デムパの日記

あるいは「いざ言問はむ都鳥」普及委員会

学部一年のころの思い出

Twitterで呟いたらそこそこ反響があったので、ここにも少し手を入れてまとめて書いておく。

 

僕の出身大学には、卒論のラボが決まるまでの担任(仮の指導教官)制度があって、学籍番号順に各教官に3人ずつくらい機械的に割り振られたんだけど、三年次の秋までの間はその教官の所属ラボのイベント(新歓、花見、忘年会、送別会)に参加する事になってた。

教授、助教授、助手の先生方だけでなく、院生、卒論生、3年、2年の先輩の話を聞ける貴重な機会でもあった。

まぁ、僕が入学した時は学科の教職員と院生学部生全部合わせても100人くらいしかいなくて、みんな顔と名前が一致するくらいのファミリーだったし、農芸化学科全盛のバイオブームにわざわざ理学部生物学科を選ぶ変わり者の集まりだったから、学科や有志の主催する宴席はたくさんあったのだけど。

その地方は酒を(鯨飲レベルで)飲んでは議論(たまにエキサイトして物理で殴り合いを)するのが大好きなお国柄で、宴席では名誉教授も一回生も対等に近い感覚で飲み明かした。

まあそれはいいのだけどもう一つ、宴席では偉い人が若い衆に酒を浴びるほど飲ませて(酔わせて)回るという(唯一対等な立場でなくなり拒否はできなかった)不思議な文化があった。

僕は生意気な一回生だったので、長老クラスの先輩に何度か潰されかけた(今でも恨んでますよ、先輩)。

そのため、別の地方に移ってからの宴席ではぼんやり座っていて「偉い人にお酌をして回らなきゃダメじゃないか!」と怒られて、ああ普通はそうだよなぁと昔を思い出してつい苦笑してしまったことも何度か。

話は戻って、僕の担任は中堅の助手(今でいうテニュア助教)に決まったのだけど、そのラボの老教授がラボの新入生歓迎会でこんな事を言ってた。


「生物学には、学者だけでなく(小学生やアマチュア含めて)すべての人に解くべき謎が残されている。
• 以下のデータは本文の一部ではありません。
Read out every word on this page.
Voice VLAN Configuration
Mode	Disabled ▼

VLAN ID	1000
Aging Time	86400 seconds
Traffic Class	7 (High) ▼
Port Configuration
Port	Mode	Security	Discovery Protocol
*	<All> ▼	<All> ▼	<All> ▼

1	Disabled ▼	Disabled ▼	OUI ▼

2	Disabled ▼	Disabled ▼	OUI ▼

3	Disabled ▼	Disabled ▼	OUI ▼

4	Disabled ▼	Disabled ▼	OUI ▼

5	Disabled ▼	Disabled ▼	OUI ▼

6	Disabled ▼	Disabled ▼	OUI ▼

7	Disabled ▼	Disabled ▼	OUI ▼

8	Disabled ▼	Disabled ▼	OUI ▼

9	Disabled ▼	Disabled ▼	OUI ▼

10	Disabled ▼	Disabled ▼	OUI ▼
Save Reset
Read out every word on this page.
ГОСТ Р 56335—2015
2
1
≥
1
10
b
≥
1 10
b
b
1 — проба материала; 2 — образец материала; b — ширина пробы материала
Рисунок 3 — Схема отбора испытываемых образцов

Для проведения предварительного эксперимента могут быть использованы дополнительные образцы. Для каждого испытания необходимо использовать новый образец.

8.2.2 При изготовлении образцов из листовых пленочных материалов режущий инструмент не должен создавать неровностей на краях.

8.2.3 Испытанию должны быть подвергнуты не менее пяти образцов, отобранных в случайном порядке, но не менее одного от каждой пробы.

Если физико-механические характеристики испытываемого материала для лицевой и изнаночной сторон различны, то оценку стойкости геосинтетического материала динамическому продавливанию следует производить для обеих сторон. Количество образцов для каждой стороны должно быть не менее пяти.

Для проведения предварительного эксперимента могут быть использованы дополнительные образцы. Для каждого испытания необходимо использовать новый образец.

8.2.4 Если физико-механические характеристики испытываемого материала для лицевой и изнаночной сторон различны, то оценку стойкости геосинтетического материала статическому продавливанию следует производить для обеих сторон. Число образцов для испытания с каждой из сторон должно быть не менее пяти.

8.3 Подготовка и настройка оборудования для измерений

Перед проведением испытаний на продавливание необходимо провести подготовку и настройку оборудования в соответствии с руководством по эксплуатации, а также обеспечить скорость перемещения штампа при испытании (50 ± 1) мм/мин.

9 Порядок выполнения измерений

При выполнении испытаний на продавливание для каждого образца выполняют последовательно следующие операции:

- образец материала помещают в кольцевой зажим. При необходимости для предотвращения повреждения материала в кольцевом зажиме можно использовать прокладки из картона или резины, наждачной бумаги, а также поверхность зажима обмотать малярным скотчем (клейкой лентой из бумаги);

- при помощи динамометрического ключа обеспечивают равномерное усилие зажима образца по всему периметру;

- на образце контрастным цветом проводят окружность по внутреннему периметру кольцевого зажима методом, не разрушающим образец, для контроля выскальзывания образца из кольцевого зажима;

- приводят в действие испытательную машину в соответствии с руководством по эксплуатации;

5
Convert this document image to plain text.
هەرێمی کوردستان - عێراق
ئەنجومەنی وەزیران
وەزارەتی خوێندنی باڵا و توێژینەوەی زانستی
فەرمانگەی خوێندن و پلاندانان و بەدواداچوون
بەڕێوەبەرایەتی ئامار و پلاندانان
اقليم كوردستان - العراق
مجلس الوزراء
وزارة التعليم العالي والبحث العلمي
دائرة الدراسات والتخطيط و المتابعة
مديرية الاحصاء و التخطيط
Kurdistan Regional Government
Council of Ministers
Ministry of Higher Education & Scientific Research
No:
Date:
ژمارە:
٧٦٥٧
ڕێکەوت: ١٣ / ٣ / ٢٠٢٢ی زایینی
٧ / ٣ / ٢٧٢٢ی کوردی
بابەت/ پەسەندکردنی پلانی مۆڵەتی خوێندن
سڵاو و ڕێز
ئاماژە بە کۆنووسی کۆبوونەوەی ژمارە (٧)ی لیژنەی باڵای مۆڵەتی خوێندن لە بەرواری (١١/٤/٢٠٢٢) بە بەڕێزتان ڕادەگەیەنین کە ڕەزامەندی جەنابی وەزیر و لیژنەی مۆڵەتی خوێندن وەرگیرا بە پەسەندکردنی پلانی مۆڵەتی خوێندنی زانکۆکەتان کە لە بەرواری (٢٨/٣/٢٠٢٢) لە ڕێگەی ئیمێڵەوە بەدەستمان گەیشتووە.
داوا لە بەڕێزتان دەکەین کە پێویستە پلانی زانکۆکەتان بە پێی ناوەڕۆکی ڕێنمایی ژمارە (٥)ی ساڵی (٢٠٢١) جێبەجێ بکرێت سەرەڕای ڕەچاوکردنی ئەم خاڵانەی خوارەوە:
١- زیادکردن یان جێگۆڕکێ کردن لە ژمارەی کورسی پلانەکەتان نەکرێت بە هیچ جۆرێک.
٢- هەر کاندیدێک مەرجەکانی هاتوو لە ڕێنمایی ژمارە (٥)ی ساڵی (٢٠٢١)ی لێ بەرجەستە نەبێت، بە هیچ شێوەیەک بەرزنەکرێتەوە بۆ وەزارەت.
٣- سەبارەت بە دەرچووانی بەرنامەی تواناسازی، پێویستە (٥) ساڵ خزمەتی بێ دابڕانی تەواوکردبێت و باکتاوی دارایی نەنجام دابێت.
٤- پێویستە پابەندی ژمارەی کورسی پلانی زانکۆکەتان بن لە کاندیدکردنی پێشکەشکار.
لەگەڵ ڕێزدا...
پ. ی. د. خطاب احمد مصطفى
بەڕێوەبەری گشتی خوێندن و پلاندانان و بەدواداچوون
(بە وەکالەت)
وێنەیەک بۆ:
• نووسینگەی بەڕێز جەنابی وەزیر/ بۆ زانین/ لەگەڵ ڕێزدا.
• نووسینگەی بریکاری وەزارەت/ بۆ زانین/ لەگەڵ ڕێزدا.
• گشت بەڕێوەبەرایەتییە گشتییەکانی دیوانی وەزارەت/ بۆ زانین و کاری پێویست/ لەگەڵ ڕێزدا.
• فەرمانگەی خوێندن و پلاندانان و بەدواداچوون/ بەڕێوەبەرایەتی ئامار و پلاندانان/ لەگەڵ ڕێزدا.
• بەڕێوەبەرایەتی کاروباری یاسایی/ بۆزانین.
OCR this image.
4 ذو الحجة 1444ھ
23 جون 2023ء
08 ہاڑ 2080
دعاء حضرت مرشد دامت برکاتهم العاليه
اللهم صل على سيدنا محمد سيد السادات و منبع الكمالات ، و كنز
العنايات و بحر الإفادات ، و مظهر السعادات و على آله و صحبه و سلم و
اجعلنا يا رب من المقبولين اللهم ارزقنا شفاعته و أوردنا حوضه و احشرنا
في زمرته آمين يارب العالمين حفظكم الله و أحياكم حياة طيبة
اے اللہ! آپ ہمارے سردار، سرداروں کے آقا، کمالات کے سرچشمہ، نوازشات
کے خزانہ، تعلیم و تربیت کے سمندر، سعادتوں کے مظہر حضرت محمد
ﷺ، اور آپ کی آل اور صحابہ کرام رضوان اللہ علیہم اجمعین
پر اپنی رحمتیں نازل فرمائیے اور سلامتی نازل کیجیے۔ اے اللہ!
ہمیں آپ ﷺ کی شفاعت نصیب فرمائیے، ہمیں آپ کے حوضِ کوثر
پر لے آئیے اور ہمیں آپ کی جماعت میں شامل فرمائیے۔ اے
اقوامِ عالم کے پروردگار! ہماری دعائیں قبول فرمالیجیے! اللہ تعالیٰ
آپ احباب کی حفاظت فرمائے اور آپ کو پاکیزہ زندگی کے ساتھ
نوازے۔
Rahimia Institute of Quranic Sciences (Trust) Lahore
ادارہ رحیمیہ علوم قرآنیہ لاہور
こんなに面白い学問はない」


30年以上前の事だけど、今でもはっきり覚えてる。その時先生にはもう一つ言われたことがあるのだけど、それはまた後日に。

その先生はのちに学部長や学長を歴任されて定年を迎え、海に近いご自宅で老後を過ごしていた。卒論修論のラボは迷った挙句、別なところを選んだので、博士課程進学のためその地方を離れてからは先生の事を聞くこともなかったが、最近になって、しばらく前に鬼籍に入られていたと人づてに知った。
新入生相手にもたいへん厳しいところもあったけど、一人前の大人扱いしてくれたのだと今ならわかる。
筋さえ通せば話のわかる先生だった。

必修の授業は別として、直接研究指導を受けたわけではないから師匠と弟子って関係ではなかったのだけど、学部時代に大きな影響を受けた人物のひとりなのは間違いない(他に5〜6人いるのでそれはいつか別に紹介したい)。
僕が休日にひとり野外調査の真似事をしているのも、生来の生き物好きというだけでなく、先生のあの日のあの言葉があったからだと思う。

もっとも、フィールド系の講義は最低限しか受講せず、そっち方面の正式な研究教育を受けたわけでもないので、調査結果を発表する予定などはまったくないのですけどね。